Wednesday, June 16, 2010
I've been intrigued by this chart for a long time. What I think it shows is that the Fed has typically been very responsive to the state of the economy's health. The capacity utilization rate, shown in the blue line, is a pretty good proxy for how strong or weak the economy is. The real Fed funds rate (using the core PCE deflator) is a good proxy, in my view, for how easy or tight Fed policy is. In the view of those like the Fed that believe in the Phillips Curve theory of inflation, capacity utilization is also a decent proxy for the amount of "resource slack" in the economy, and thus an important input to monetary policy decisions. The logic goes like this: the lower the rate of cap utilization, the more idle resources there are, and the more idle resources, the greater the deflationary pressures on prices, so the more the Fed ought to ease. With cap utilization rates now rising rather rapidly, it would follow that monetary policy ought to begin to tighten.
The Fed doesn't always follow this model, however, as well as it probably should. As this chart shows, there are times when the Fed is proactive (tightening in advance of increases in capacity utilization with the aim of slowing the economy and thus preventing inflation from rising), and there are times when the Fed is reactive (responding with a significant delay to changes in capacity utilization). These different policy responses generally lead to inflation consequences. For example, the Fed was reactive throughout most of the 1970s, and inflation rose substantially. The Fed was proactive from the early 1980s through 1987, and that was a period of significant disinflation (falling inflation). The Fed was then reactive from the early 1990s through 1998, but inflation was relatively low and stable during that period, perhaps because the Fed had been so tight for so long in the decade prior. Since the early 2000s the Fed has generally been reactive, tightening policy with a significant delay in the wake of the strong economic pickup that started in mid-2003. Not surprisingly, inflation accelerated from 2003 through 2008.

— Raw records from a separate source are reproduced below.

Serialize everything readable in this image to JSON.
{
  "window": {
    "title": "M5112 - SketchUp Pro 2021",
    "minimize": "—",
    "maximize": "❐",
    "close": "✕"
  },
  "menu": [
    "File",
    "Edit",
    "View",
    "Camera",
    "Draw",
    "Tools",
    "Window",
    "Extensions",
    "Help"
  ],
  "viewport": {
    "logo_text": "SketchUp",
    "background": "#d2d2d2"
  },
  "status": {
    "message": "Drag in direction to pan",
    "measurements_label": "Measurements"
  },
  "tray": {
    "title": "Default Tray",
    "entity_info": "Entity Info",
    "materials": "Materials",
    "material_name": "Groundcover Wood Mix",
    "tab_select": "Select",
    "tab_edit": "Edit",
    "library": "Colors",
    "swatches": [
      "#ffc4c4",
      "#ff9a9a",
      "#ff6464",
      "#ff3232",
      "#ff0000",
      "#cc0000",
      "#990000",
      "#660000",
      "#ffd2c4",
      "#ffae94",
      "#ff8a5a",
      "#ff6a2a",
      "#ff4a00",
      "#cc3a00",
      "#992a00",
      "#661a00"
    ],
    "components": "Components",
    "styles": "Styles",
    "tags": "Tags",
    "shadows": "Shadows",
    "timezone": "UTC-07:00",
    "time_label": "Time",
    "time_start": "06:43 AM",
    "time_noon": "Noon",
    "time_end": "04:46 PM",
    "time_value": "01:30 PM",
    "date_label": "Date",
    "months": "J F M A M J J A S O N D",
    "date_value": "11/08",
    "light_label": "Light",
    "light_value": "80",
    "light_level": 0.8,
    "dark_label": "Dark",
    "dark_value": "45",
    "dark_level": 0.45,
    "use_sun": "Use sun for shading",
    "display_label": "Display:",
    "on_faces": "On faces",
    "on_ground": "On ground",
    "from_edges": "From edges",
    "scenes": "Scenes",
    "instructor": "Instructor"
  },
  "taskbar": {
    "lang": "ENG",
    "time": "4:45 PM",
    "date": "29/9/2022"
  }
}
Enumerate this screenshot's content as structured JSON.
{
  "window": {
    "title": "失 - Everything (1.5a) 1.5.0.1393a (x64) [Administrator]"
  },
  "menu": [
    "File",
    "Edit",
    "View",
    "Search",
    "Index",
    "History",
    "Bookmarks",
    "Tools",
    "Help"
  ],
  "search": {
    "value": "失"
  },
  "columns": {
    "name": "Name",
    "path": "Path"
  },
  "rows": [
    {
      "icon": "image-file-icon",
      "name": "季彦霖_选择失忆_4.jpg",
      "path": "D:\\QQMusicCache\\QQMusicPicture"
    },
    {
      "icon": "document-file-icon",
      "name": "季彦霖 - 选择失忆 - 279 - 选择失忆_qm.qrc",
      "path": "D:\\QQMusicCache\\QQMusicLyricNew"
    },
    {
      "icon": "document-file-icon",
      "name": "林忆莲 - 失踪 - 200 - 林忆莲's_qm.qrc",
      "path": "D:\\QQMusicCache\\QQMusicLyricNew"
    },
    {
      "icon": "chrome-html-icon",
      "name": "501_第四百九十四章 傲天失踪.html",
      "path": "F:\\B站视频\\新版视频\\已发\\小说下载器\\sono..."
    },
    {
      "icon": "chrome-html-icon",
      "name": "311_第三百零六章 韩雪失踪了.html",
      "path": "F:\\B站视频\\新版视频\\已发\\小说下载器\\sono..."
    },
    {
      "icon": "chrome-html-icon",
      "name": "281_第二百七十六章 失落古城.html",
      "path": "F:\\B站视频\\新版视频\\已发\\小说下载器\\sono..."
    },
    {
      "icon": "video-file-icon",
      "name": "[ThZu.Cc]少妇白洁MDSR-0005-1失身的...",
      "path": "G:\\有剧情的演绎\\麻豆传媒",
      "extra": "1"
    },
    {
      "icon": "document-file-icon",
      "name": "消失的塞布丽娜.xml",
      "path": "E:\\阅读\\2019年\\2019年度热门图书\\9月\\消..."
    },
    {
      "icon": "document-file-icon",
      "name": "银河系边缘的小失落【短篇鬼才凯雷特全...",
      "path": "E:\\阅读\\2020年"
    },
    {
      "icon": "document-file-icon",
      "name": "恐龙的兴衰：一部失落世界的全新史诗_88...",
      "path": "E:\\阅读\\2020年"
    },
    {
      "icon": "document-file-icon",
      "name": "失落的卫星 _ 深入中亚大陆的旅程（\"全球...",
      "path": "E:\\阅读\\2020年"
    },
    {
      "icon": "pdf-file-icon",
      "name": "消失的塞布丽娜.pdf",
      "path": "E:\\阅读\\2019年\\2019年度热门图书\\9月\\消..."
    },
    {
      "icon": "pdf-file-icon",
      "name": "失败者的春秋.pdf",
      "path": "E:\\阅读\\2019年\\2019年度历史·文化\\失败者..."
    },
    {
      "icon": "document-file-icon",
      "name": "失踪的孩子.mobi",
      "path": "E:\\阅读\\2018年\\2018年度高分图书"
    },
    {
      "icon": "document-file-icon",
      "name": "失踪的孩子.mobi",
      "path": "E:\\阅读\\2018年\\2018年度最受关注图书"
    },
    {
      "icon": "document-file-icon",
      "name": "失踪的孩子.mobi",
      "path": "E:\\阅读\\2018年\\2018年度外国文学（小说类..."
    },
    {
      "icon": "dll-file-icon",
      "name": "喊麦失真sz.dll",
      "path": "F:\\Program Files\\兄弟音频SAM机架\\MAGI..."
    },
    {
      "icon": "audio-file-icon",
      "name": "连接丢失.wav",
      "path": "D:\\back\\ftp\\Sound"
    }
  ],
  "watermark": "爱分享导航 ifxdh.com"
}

The past year or two stand out as unusual in two respects: 1) the economy weakened sharply and to an unprecedented degree, but 2) the Fed took only limited action to ease. The latter can be explained away by noting that although the Fed could not deliver the negative interest rates, as their model (akin to the Taylor Rule) would have called for, it did engage in massive quantitative easing by expanding bank reserves by more than $1 trillion. In any event, we observe that for the past 18 months or so, inflation has been generally tame—does that not mean the Fed has done exactly the right thing?
I'm not ready to say that I have more respect for the Fed or their model of inflation, but I also don't want to ignore the facts. Of course, even the best model can have problems if political considerations overrule the model's policy prescriptions. In any event, going forward this model is saying that the Fed should begin raising rates sooner rather than later, otherwise it will end up committing the sin of reactivity that plagued monetary policy in the 1970s. It's something to think about.